Desde que assisti ao (razoável) Eu Sou a Lenda, uma pergunta instalou-se em minha cabeça: E se eu fosse o último ser humano vivo depois de um apocalipse zumbi? Alguns bons anos depois da estreia do filme, posso dizer com toda a sobriedade que, se eu o fosse, seria por muita sorte, e possivelmente não viveria muito tempo mais.
As vezes esquecemos que no mundo globalizado em que vivemos, é muito raro sermos os únicos agentes por trás de uma ideia ou produto. O lápis, que você usa diariamente e nem nota a tamanha importância que tem, passou pela mão de centenas de pessoas antes de chegar à sua mesa. Não é incomum olharmos algo simples, e automaticamente assumirmos como fácil.
Algumas semanas atrás eu estava enfrentando uma daquelas tarefas "toca do coelho da Alice". Na primeira estimativa do time parecia algo trivial, de baixa complexidade. Com o tempo, e descobrindo mais sobre os requisitos (de produto e técnicos), a complexidade foi crescendo exponencialmente. Logo, aquele ticket que teoricamente seria resolvido em uma iteração, estava em seu terceiro sprint, e sem grandes perspectivas de acabar.
Cada daily meeting era uma tortura. Era como reconhecer que eu estava falhando como desenvolvedor, e que não tinha a capacidade de entregar uma história teoricamente simples. O medo de mostrar vulnerabilidade trouxe a necessidade de ser menos transparente em relação aos reais motivos por trás do atraso. No fim, só conseguia enxergar que eu era o culpado por todo aquele atraso, e que era o fim da linha para mim como desenvolvedor na empresa que eu havia acabado de ingressar.
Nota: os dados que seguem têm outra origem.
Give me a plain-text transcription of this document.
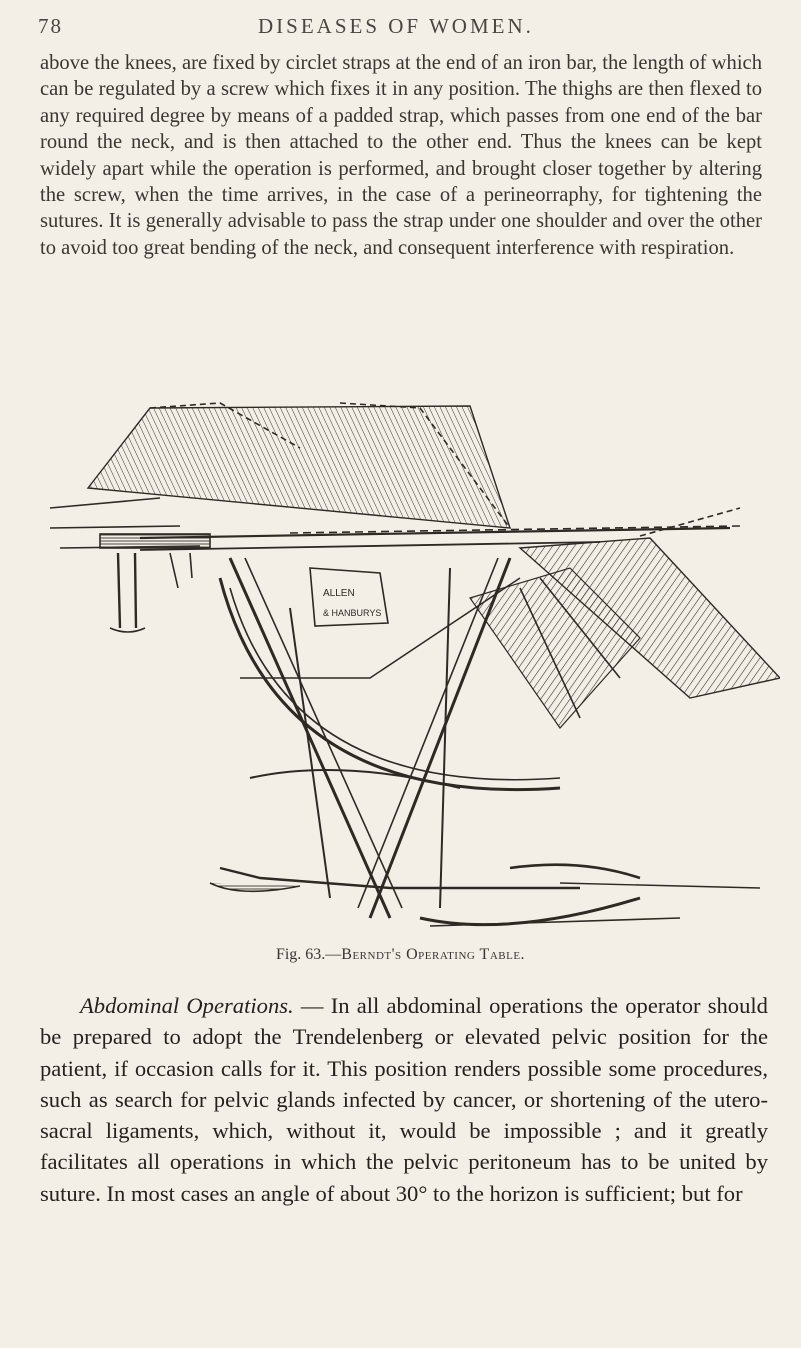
78	DISEASES OF WOMEN.

above the knees, are fixed by circlet straps at the end of an iron bar, the length of which can be regulated by a screw which fixes it in any position. The thighs are then flexed to any required degree by means of a padded strap, which passes from one end of the bar round the neck, and is then attached to the other end. Thus the knees can be kept widely apart while the operation is performed, and brought closer together by altering the screw, when the time arrives, in the case of a perineorraphy, for tightening the sutures. It is generally advisable to pass the strap under one shoulder and over the other to avoid too great bending of the neck, and consequent interference with respiration.

ALLEN
& HANBURYS
Fig. 63.—Berndt's Operating Table.

Abdominal Operations. — In all abdominal operations the operator should be prepared to adopt the Trendelenberg or elevated pelvic position for the patient, if occasion calls for it. This position renders possible some procedures, such as search for pelvic glands infected by cancer, or shortening of the utero-sacral ligaments, which, without it, would be impossible ; and it greatly facilitates all operations in which the pelvic peritoneum has to be united by suture. In most cases an angle of about 30° to the horizon is sufficient; but for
Era como correr de um zumbi, sem realmente ter um plano para escapar dele.
Nem preciso dizer que toda essa dinâmica resultou em picos altíssimos de ansiedade, e quando menos percebi estava preso no círculo vicioso da Síndrome do Impostor. Segundo o Wikipedia:
As pessoas que sofrem este tipo de síndrome, de forma permanente, temporária ou frequente, parecem incapazes de internalizar os seus feitos na vida. Não importando o nível de sucesso alcançado em sua área de estudo ou trabalho, ou quaisquer que sejam as provas externas de suas competências, essas pessoas permanecem convencidas de que não merecem o sucesso alcançado e que de fato são nada menos do que fraudes.
O medo de descobrirem a "fraude" me colocou na defensiva. Uma cortina de fumaça. Se eu conseguisse resolver aquele problema, sem ajuda nenhuma, eu ganharia tempo, e todo esse episódio seria esquecido.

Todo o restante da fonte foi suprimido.